I am single and live alone in a 700-square-foot apartment, and even though I generally like to cook and bake, I struggle to do so for myself on a regular basis. Sometimes I feel like it’s not worth the effort of cooking a meal/baking a dessert when it’s just for me and there’s no one to share it with, sometimes I just really hate having to clean up after cooking/baking and that will deter me, and sometimes I don’t want to eat the same leftovers for four meals in a row. Any tips or go-to meals for solo home cooks out there like me that need to avoid defaulting to, say, a bowl of cereal or cheese and crackers for dinner? (Note that I’m about 95-percent of the way to being strictly vegetarian but have not yet shaken my love of perfectly crisp bacon.)
Sarah I think that you are doing fine. Not being in the mood to cook, not wanting to clean, and not wanting to eat the same leftovers four meals in a row are all perfectly cromulent reasons not to bother cooking. I think that you can treat yourself a little better than eating a bowl of cereal or cheese and crackers for dinner, but, like, it’s fine not to cook. It’s fine!
I have not been a solo home cook in … pretty much forever, now that I think of it. So maybe my advice is not the best, here. (Will that stop me from offering it? Reader, it will not.) I would like for you to consider the Dinner Salad as a possible option: With no actual cooking whatsoever, and in a matter of minutes, you can throw together something vivid and delicious and nourishing, with lots of colors and textures, that will make you feel good where the bowl of cereal would make you feel merely full and otherwise bad.
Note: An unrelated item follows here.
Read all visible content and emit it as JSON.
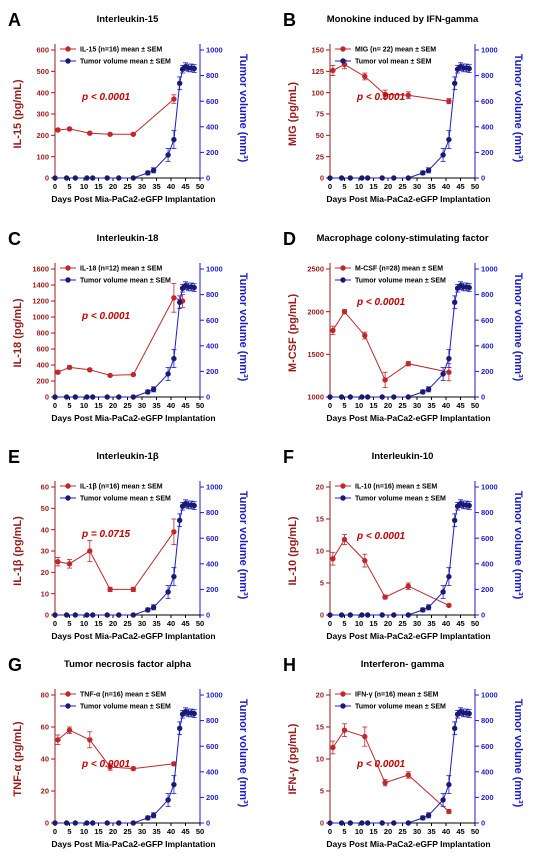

I have written more words about how to make a dang salad than anyone should ever have to read, so I’m not going to put you through all that again. By Dinner Salad I am just talking about a normal-ass salad—raw leafy stuff, other assorted flora, some olive oil, some acid—made a little heartier by the addition of, well, heartier stuff, like canned beans, nuts, cheese, croutons, hard-boiled egg. You get the idea. Some or all of that stuff.
If your diet permits fish, here is one to try: Chop up, oh, I dunno, enough romaine lettuce to fill a big cereal bowl, and toss it (in an even bigger bowl, naturally) with thin-sliced onion and cucumber, pitted olives, garbanzo beans out of a can, fresh-ground black pepper, extra-virgin olive oil, and the squeeze of half a lemon. Then gently add some tinned fish or the kind of fancy tuna that comes in a glass jar and do one or two more very gentle tosses. A good salad! Also pretty much a whole meal. It’s going to taste great. It came together in like five minutes, tops. And, crucially, the romaine and the cucumber were literally the only ingredients that you have to have bought more recently than like a month ago.
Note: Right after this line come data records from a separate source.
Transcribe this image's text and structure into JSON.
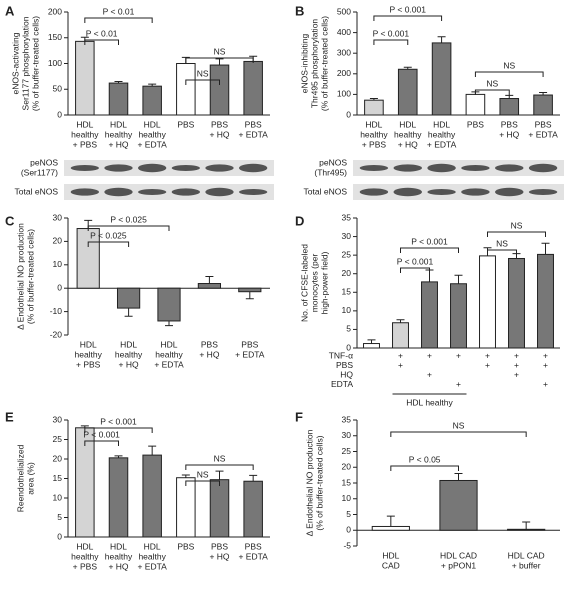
{
  "chart_data": [
    {
      "type": "bar",
      "panel": "A",
      "ylabel": [
        "eNOS-activating",
        "Ser1177 phosphorylation",
        "(% of buffer-treated cells)"
      ],
      "categories": [
        [
          "HDL",
          "healthy",
          "+ PBS"
        ],
        [
          "HDL",
          "healthy",
          "+ HQ"
        ],
        [
          "HDL",
          "healthy",
          "+ EDTA"
        ],
        [
          "PBS"
        ],
        [
          "PBS",
          "+ HQ"
        ],
        [
          "PBS",
          "+ EDTA"
        ]
      ],
      "values": [
        143,
        62,
        56,
        100,
        97,
        104
      ],
      "errors": [
        8,
        3,
        4,
        12,
        12,
        10
      ],
      "colors": [
        "#d4d4d4",
        "#777777",
        "#777777",
        "#ffffff",
        "#777777",
        "#777777"
      ],
      "ylim": [
        0,
        200
      ],
      "yticks": [
        0,
        50,
        100,
        150,
        200
      ],
      "annotations": [
        "P < 0.01",
        "P < 0.01",
        "NS",
        "NS"
      ],
      "blot": [
        [
          "peNOS",
          "(Ser1177)"
        ],
        [
          "Total eNOS"
        ]
      ]
    },
    {
      "type": "bar",
      "panel": "B",
      "ylabel": [
        "eNOS-inhibiting",
        "Thr495 phosphorylation",
        "(% of buffer-treated cells)"
      ],
      "categories": [
        [
          "HDL",
          "healthy",
          "+ PBS"
        ],
        [
          "HDL",
          "healthy",
          "+ HQ"
        ],
        [
          "HDL",
          "healthy",
          "+ EDTA"
        ],
        [
          "PBS"
        ],
        [
          "PBS",
          "+ HQ"
        ],
        [
          "PBS",
          "+ EDTA"
        ]
      ],
      "values": [
        72,
        222,
        350,
        100,
        80,
        97
      ],
      "errors": [
        8,
        10,
        30,
        12,
        15,
        12
      ],
      "colors": [
        "#d4d4d4",
        "#777777",
        "#777777",
        "#ffffff",
        "#777777",
        "#777777"
      ],
      "ylim": [
        0,
        500
      ],
      "yticks": [
        0,
        100,
        200,
        300,
        400,
        500
      ],
      "annotations": [
        "P < 0.001",
        "P < 0.001",
        "NS",
        "NS"
      ],
      "blot": [
        [
          "peNOS",
          "(Thr495)"
        ],
        [
          "Total eNOS"
        ]
      ]
    },
    {
      "type": "bar",
      "panel": "C",
      "ylabel": [
        "Δ Endothelial NO production",
        "(% of buffer-treated cells)"
      ],
      "categories": [
        [
          "HDL",
          "healthy",
          "+ PBS"
        ],
        [
          "HDL",
          "healthy",
          "+ HQ"
        ],
        [
          "HDL",
          "healthy",
          "+ EDTA"
        ],
        [
          "PBS",
          "+ HQ"
        ],
        [
          "PBS",
          "+ EDTA"
        ]
      ],
      "values": [
        25.5,
        -8.5,
        -14,
        2,
        -1.5
      ],
      "errors": [
        3.5,
        3.5,
        2,
        3,
        3
      ],
      "colors": [
        "#d4d4d4",
        "#777777",
        "#777777",
        "#777777",
        "#777777"
      ],
      "ylim": [
        -20,
        30
      ],
      "yticks": [
        -20,
        -10,
        0,
        10,
        20,
        30
      ],
      "annotations": [
        "P < 0.025",
        "P < 0.025"
      ]
    },
    {
      "type": "bar",
      "panel": "D",
      "ylabel": [
        "No. of CFSE-labeled",
        "monocytes (per",
        "high-power field)"
      ],
      "categories": [
        null,
        null,
        null,
        null,
        null,
        null,
        null
      ],
      "values": [
        1.2,
        6.8,
        17.8,
        17.3,
        24.8,
        24.1,
        25.2
      ],
      "errors": [
        1,
        0.8,
        3.2,
        2.3,
        2.2,
        1.3,
        3
      ],
      "colors": [
        "#ffffff",
        "#d4d4d4",
        "#777777",
        "#777777",
        "#ffffff",
        "#777777",
        "#777777"
      ],
      "ylim": [
        0,
        35
      ],
      "yticks": [
        0,
        5,
        10,
        15,
        20,
        25,
        30,
        35
      ],
      "annotations": [
        "P < 0.001",
        "P < 0.001",
        "NS",
        "NS"
      ],
      "treatments": [
        {
          "label": "TNF-α",
          "marks": [
            null,
            "+",
            "+",
            "+",
            "+",
            "+",
            "+"
          ]
        },
        {
          "label": "PBS",
          "marks": [
            null,
            "+",
            null,
            null,
            "+",
            "+",
            "+"
          ]
        },
        {
          "label": "HQ",
          "marks": [
            null,
            null,
            "+",
            null,
            null,
            "+",
            null
          ]
        },
        {
          "label": "EDTA",
          "marks": [
            null,
            null,
            null,
            "+",
            null,
            null,
            "+"
          ]
        }
      ],
      "group_label": "HDL healthy"
    },
    {
      "type": "bar",
      "panel": "E",
      "ylabel": [
        "Reendothelialized",
        "area (%)"
      ],
      "categories": [
        [
          "HDL",
          "healthy",
          "+ PBS"
        ],
        [
          "HDL",
          "healthy",
          "+ HQ"
        ],
        [
          "HDL",
          "healthy",
          "+ EDTA"
        ],
        [
          "PBS"
        ],
        [
          "PBS",
          "+ HQ"
        ],
        [
          "PBS",
          "+ EDTA"
        ]
      ],
      "values": [
        28,
        20.3,
        21,
        15.2,
        14.7,
        14.3
      ],
      "errors": [
        0.5,
        0.5,
        2.3,
        0.7,
        2.2,
        1.5
      ],
      "colors": [
        "#d4d4d4",
        "#777777",
        "#777777",
        "#ffffff",
        "#777777",
        "#777777"
      ],
      "ylim": [
        0,
        30
      ],
      "yticks": [
        0,
        5,
        10,
        15,
        20,
        25,
        30
      ],
      "annotations": [
        "P < 0.001",
        "P < 0.001",
        "NS",
        "NS"
      ]
    },
    {
      "type": "bar",
      "panel": "F",
      "ylabel": [
        "Δ Endothelial NO production",
        "(% of buffer-treated cells)"
      ],
      "categories": [
        [
          "HDL",
          "CAD"
        ],
        [
          "HDL CAD",
          "+ pPON1"
        ],
        [
          "HDL CAD",
          "+ buffer"
        ]
      ],
      "values": [
        1.2,
        15.8,
        0.3
      ],
      "errors": [
        3.3,
        2.2,
        2.3
      ],
      "colors": [
        "#ffffff",
        "#777777",
        "#777777"
      ],
      "ylim": [
        -5,
        35
      ],
      "yticks": [
        -5,
        0,
        5,
        10,
        15,
        20,
        25,
        30,
        35
      ],
      "annotations": [
        "NS",
        "P < 0.05"
      ]
    }
  ]
}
If your diet does not permit fish, leave the fish out of it. Maybe swap in some goat cheese! Why not. Sounds delicious to me.
(It’s also fine to have a bowl of cereal or some cheese and crackers sometimes. It’s also fine to cook a cup of rice in a rice cooker, nuke some frozen veggies, and eat that with some good seaweed seasoning out of a jar and some hot chili oil out of a bottle. It’s fine! It’s fine.)
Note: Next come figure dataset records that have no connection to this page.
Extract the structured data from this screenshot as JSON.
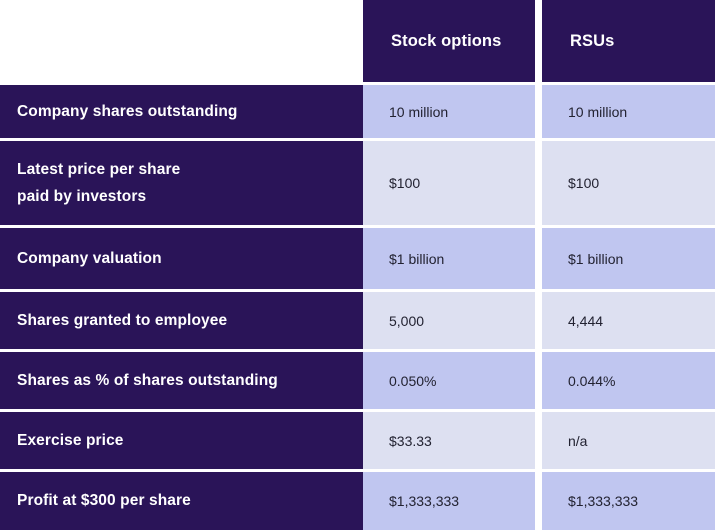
{
  "table": {
    "headers": [
      {
        "label": "Stock options"
      },
      {
        "label": "RSUs"
      }
    ],
    "rows": [
      {
        "label": "Company shares outstanding",
        "values": [
          "10 million",
          "10 million"
        ]
      },
      {
        "label": "Latest price per share paid by investors",
        "label_lines": [
          "Latest price per share",
          "paid by investors"
        ],
        "values": [
          "$100",
          "$100"
        ]
      },
      {
        "label": "Company valuation",
        "values": [
          "$1 billion",
          "$1 billion"
        ]
      },
      {
        "label": "Shares granted to employee",
        "values": [
          "5,000",
          "4,444"
        ]
      },
      {
        "label": "Shares as % of shares outstanding",
        "values": [
          "0.050%",
          "0.044%"
        ]
      },
      {
        "label": "Exercise price",
        "values": [
          "$33.33",
          "n/a"
        ]
      },
      {
        "label": "Profit at $300 per share",
        "values": [
          "$1,333,333",
          "$1,333,333"
        ]
      }
    ]
  },
  "colors": {
    "header_bg": "#2a1458",
    "label_bg": "#2a1458",
    "row_shade_dark": "#c0c6f0",
    "row_shade_light": "#dde0f1",
    "header_text": "#ffffff",
    "label_text": "#ffffff",
    "value_text": "#222231",
    "separator": "#ffffff"
  },
  "chart_data": {
    "type": "table",
    "title": "",
    "columns": [
      "",
      "Stock options",
      "RSUs"
    ],
    "rows": [
      [
        "Company shares outstanding",
        "10 million",
        "10 million"
      ],
      [
        "Latest price per share paid by investors",
        "$100",
        "$100"
      ],
      [
        "Company valuation",
        "$1 billion",
        "$1 billion"
      ],
      [
        "Shares granted to employee",
        "5,000",
        "4,444"
      ],
      [
        "Shares as % of shares outstanding",
        "0.050%",
        "0.044%"
      ],
      [
        "Exercise price",
        "$33.33",
        "n/a"
      ],
      [
        "Profit at $300 per share",
        "$1,333,333",
        "$1,333,333"
      ]
    ],
    "layout": {
      "grid": "white separators between rows and between value columns",
      "legend": "none",
      "row_shading": "alternating lavender shades on value cells"
    }
  }
}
What is the cooking task you imagined being extremely difficult to get the hang of that turned out to come much easier than you thought, and which thing did you expect would be easy but still somehow haven’t mastered to your liking? For example, every instructional I read on making roux made it sound like a harrowing process you’ll inevitably screw up, but I’ve still never burned one, even though I try to get it as dark as possible and even speed the process along by getting the oil hot before I add the flour. Meanwhile, I still can’t chop an onion in a way that doesn’t look like an 8-year-old did it with the side of a fork.
Tony. Buddy. You need a sharper knife!